I open my nightstand and pull out my weed tray. “Here. Roll us something.” I hand it to him.
“Good morning to you, too,” he teases. He doesn’t seem to remember any of our middle of the night dry humping—which means he was asleep. I sigh in relief, even though it somehow makes me feel worse about what I did.
“Oh, so you’d rather not smoke?” I act like I’m going to pull the tray back, a smirk planted firmly on my face.
He narrows his eyes at me in annoyance. I give him the tray back and pat his head. “If looks could kill…”
“You’re one to talk! Who smiles when they punch someone in the face?” Now we’re both laughing. He has a point, though.
From my spot on the couch, I connect my phone to my Bluetooth speaker and start playing the song “Foreplay” by Jalen Santoy. I don’t put the volume too loud since I know the woman next door has a young kid.
I want the vibe today to be a chill one. I don’t have to work since it’s Sunday and I plan to relax.
“Ugh. I need to get my stuff back from Asher today. I need my board and my work shirts.”
Well. Today may not be as relaxing as I thought. I drop my head back against the couch. “I’ll go with you, so he doesn’t give you any problems.”
He shakes his head. “His mom will be there, so he can’t do shit.”
“Okay.” I drag the word out. “You’re going to come stay with me, right?”
“Yeah, I guess so. Don’t worry, I’ll figure something else out as soon as possible.”
“You can stay as long as you need to, I’m not worried about it. You know you’re always welcome here.”
“Yeah, but we both need our space now. We’re not kids anymore,” he muses.
I don’t know what that’s supposed to mean. He doesn’t feel like an intrusion. I like having him around.
“Like, isn’t it time for you to get a girlfriend or something?” he continues.
Oh. “What do I need a girlfriend for?
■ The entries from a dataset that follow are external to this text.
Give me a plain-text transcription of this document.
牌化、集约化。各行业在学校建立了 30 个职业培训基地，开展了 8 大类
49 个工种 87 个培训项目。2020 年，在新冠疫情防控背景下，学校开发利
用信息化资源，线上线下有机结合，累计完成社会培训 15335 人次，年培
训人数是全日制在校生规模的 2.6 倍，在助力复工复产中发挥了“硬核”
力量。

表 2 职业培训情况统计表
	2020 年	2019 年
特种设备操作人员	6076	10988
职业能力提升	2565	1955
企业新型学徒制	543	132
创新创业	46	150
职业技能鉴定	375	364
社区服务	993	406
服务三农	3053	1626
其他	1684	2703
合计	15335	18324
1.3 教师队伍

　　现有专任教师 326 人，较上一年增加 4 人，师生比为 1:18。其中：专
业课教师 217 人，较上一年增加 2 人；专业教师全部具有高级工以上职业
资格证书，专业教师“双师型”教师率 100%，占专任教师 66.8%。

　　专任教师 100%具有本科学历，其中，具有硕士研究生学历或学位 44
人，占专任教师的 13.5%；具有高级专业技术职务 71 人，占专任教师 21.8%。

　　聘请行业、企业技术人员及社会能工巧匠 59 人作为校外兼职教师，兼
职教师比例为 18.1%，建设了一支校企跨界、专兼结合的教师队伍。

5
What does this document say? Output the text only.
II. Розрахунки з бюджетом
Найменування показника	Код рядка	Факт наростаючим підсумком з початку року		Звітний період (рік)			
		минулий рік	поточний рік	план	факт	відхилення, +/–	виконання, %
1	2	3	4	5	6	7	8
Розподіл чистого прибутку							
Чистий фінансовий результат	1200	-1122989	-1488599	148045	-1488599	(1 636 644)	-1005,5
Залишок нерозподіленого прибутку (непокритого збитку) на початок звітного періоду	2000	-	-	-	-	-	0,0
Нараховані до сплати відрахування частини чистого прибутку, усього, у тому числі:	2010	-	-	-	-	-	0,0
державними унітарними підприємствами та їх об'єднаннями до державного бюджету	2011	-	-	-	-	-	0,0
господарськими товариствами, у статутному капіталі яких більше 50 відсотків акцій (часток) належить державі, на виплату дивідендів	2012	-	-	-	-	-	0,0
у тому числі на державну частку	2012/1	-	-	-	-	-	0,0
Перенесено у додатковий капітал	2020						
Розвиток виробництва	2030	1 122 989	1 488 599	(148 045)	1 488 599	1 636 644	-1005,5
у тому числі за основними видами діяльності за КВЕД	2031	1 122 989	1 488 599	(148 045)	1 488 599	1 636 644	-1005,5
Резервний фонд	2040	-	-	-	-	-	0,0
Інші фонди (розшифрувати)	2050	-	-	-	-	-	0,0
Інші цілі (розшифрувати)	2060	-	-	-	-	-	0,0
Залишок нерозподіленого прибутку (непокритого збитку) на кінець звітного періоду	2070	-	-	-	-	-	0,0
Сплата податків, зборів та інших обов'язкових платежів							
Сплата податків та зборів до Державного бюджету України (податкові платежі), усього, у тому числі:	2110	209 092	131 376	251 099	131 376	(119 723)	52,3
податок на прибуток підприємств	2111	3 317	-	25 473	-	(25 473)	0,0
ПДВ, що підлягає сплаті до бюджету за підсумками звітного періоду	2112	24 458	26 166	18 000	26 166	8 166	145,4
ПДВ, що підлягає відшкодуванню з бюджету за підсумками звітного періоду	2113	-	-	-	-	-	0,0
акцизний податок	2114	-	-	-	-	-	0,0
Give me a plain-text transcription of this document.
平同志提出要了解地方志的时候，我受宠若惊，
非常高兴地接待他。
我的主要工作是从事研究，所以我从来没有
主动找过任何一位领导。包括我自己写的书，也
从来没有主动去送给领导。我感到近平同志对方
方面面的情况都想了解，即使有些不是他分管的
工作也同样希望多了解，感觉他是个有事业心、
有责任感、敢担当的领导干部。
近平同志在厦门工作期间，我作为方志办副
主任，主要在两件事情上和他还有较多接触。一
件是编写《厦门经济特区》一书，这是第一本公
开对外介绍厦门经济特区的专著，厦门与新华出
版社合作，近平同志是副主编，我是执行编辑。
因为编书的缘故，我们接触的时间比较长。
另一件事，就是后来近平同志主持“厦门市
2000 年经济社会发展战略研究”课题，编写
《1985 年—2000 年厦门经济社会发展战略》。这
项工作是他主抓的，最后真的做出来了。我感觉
So they can bitch at me for falling asleep early and not sending a good night text? I think I’ll pass.”
He laughs at me. “It’s nice to have a person who wants you around and misses you and stuff. Doesn’t have to be a burden,” he says this with a certain sadness in his eyes.
His somber expression makes me consider the fact that maybe I did ruin something for him. Maybe I overstepped by rocking Asher’s jaw. But that doesn’t seem like the problem. He’s barely mentioned him.
“Listen, if I want to hook up, I’ll just do it somewhere else. No big deal. I know it’s a tiny space, but it’ll work for now. Maybe after a while, we could rent an apartment together.”
Teddy winces and looks the other way, not meeting my gaze. “Yeah, maybe.”
For not the first time, I find myself wondering what the fuck is going on. We used to daydream about living together when we were kids. I know we’ve changed a lot since then, but I still feel the same. It’s starting to feel like he doesn’t even want to be friends anymore.
Pain lances through my chest, but I squash it quickly. I stand up and grab the blunt from the tray and head outside. I won’t let that happen, so there’s no need to even stress it.